Increase Reverence of the Ordinary Form?
Other Catholics suggest to forget about the TLM and instead focus on reforming the Ordinary Form. Make it more reverent, they say. Get sacred music in there. Throw in some ad orientem. That sort of thing.
I’m sympathetic to this suggestion, and I know of a group of people quietly working behind the scenes to accomplish this noble goal. (Interestingly, they are also new traditionalists, not Catholics who self-identify as traditionalists). I think it should be attempted, but also I know how deeply rooted many non-reverent practices are, so much so that they have attained quasi-traditional status. It will take a long time.
The Way Forward
I recall getting burned by traditionalists not too long after becoming Catholic. They came out against me on my youtube channel, and to me here was a strange animal that I had never encountered before.
I soon grew acquainted with them and the copy-pasting of accusations against John Paul II, Vatican II, heretical Catholics like myself, etc. I now understand that this is the extreme end of the traditional spectrum, the sedevacantists, and it hardly represents the majority, which spans from them to SSPX members, to FSSP supporters, to people like me who just want my children to have a reverent Mass.
Say what you want about traditionalists, but one thing they did do was hold the line on traditional practices and reverent liturgy.
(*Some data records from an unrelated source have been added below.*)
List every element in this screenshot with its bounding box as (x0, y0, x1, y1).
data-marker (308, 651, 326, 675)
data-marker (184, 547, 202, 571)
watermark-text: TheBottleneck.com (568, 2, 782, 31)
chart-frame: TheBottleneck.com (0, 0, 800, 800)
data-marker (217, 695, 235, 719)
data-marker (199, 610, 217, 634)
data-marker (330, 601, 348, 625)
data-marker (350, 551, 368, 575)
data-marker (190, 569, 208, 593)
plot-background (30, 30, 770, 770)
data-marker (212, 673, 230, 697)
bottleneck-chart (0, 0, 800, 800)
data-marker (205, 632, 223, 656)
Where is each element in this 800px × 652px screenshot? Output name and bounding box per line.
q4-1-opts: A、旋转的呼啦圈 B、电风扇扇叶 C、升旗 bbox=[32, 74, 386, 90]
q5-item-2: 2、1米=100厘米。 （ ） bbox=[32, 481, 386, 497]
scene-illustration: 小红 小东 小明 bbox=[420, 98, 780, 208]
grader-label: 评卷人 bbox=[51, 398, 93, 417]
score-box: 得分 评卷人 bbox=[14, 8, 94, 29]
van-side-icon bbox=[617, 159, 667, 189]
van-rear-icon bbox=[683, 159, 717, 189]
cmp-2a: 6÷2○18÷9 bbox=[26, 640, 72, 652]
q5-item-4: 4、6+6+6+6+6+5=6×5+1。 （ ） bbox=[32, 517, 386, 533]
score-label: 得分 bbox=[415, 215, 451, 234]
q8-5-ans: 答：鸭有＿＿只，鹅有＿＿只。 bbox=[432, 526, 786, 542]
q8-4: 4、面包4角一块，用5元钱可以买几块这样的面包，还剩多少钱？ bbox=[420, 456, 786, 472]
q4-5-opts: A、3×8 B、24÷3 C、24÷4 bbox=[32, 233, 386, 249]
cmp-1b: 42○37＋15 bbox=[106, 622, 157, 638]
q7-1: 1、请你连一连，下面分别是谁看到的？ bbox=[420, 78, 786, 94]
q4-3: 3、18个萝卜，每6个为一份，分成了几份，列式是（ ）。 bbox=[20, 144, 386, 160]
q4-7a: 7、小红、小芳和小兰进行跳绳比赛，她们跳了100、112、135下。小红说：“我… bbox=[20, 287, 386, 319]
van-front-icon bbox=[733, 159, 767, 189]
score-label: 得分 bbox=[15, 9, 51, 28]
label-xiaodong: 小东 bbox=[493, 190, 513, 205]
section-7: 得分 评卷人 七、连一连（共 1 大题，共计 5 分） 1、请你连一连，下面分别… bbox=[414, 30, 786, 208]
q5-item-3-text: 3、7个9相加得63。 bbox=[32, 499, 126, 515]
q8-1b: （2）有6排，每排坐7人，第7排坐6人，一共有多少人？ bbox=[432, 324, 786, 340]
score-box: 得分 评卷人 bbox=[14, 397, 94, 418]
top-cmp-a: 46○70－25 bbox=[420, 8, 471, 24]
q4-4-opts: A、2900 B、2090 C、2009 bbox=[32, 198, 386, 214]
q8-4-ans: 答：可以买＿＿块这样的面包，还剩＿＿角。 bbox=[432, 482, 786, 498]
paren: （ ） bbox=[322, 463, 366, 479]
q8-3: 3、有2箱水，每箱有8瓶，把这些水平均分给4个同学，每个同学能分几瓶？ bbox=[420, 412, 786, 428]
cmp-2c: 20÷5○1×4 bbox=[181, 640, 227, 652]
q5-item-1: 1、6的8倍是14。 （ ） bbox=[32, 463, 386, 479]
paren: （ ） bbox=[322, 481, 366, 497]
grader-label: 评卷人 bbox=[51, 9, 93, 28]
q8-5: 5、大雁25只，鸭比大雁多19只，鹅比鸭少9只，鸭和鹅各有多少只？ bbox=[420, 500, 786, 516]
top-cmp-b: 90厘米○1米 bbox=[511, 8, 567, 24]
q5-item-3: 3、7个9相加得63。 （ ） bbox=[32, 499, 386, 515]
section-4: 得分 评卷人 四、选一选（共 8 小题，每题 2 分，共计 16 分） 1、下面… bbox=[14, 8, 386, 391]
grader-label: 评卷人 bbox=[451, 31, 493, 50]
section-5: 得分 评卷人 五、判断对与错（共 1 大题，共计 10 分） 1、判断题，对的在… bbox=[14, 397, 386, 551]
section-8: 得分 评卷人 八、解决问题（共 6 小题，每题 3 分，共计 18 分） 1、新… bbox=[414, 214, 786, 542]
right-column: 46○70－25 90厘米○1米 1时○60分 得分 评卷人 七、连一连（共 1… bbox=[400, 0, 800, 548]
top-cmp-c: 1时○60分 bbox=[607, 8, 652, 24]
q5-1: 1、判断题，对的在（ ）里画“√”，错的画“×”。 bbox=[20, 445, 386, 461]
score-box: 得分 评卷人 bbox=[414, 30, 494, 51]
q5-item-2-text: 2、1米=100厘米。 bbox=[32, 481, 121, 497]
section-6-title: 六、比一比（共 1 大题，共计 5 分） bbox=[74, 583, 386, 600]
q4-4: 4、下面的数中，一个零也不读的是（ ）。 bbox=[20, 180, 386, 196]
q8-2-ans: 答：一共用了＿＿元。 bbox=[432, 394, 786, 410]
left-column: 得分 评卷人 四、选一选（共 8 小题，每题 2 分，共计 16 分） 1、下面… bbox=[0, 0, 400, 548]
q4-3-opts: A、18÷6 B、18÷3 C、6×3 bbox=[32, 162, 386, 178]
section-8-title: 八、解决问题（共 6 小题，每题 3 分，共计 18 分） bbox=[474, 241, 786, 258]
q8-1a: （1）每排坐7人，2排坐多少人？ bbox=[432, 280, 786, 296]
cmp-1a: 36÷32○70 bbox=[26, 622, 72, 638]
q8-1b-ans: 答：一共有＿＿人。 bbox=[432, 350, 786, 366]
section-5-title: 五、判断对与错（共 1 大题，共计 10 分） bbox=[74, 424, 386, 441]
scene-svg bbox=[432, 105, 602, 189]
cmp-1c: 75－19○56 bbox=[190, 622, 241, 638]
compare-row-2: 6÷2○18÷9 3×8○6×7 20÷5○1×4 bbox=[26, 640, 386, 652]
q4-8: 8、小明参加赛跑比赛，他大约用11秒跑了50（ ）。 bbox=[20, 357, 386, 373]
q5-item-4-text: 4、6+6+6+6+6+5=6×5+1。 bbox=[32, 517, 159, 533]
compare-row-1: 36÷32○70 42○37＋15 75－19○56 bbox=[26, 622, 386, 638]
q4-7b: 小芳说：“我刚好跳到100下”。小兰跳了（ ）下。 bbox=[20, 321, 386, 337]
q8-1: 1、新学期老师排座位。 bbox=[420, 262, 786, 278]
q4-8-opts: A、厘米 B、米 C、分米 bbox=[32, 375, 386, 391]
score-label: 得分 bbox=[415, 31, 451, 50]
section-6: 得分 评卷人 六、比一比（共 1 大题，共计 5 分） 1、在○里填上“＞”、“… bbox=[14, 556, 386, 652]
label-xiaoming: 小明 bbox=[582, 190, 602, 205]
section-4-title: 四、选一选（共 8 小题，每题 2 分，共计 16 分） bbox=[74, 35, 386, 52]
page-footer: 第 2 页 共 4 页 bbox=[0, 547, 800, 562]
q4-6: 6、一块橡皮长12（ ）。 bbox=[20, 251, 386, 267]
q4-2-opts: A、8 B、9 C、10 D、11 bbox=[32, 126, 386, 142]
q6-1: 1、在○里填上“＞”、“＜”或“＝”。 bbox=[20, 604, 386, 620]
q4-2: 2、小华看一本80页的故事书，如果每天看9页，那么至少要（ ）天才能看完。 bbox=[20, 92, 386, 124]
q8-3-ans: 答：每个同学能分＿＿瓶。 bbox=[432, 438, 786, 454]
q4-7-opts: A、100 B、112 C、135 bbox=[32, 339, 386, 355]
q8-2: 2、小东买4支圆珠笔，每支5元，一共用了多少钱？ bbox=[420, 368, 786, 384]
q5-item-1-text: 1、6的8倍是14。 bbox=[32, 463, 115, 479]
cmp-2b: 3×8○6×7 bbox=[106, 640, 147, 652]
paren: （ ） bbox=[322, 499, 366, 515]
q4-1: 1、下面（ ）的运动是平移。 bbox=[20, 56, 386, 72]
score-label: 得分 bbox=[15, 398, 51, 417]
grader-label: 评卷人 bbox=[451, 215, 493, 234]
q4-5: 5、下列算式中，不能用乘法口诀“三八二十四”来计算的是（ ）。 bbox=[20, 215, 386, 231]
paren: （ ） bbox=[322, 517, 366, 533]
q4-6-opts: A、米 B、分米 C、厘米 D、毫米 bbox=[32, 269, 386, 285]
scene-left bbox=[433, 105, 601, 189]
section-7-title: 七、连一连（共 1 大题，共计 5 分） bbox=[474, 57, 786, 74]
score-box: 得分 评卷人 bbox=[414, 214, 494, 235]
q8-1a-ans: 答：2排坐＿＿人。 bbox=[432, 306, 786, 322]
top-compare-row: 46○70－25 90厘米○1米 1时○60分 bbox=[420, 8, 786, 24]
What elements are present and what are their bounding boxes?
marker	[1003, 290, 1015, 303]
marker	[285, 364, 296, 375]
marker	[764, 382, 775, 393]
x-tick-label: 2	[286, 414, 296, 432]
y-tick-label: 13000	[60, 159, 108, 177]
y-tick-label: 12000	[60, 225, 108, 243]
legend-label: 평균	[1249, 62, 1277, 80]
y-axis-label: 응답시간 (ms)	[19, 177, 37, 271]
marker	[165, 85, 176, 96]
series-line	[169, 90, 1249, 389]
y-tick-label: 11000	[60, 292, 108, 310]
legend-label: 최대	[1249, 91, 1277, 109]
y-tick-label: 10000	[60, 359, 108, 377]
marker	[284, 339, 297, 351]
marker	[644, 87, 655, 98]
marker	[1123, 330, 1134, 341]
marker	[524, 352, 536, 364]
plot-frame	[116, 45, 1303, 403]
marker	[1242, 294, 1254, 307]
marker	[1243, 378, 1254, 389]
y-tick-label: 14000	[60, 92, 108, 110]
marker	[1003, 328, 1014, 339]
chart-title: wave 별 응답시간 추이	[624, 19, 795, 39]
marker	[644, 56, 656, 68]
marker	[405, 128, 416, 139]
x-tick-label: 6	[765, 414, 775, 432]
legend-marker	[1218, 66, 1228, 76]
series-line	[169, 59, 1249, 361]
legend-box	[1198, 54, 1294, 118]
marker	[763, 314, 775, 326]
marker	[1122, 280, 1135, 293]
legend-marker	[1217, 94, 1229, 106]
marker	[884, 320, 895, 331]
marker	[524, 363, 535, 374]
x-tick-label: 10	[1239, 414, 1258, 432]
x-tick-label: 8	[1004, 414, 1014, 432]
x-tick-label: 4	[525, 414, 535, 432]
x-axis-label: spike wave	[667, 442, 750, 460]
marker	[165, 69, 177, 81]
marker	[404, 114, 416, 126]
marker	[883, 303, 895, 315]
While many made mistakes, got into bunker mentality, and came across as insanely harsh, the fact is that now Catholics like me are rediscovering these aspects of traditional worship in part because of them. The liturgical abuses that have happened in the Church over the past sixty years mitigates their culpability to various degrees.
There’s a new face of Catholic traditionalism, and it looks little like the image that it once had. It’s young, charitable, respectful of the Pope and obedient to the Church. It’s ordinary Catholic moms and dads drawn to the sacred. It’s coming to a parish near you, eventually.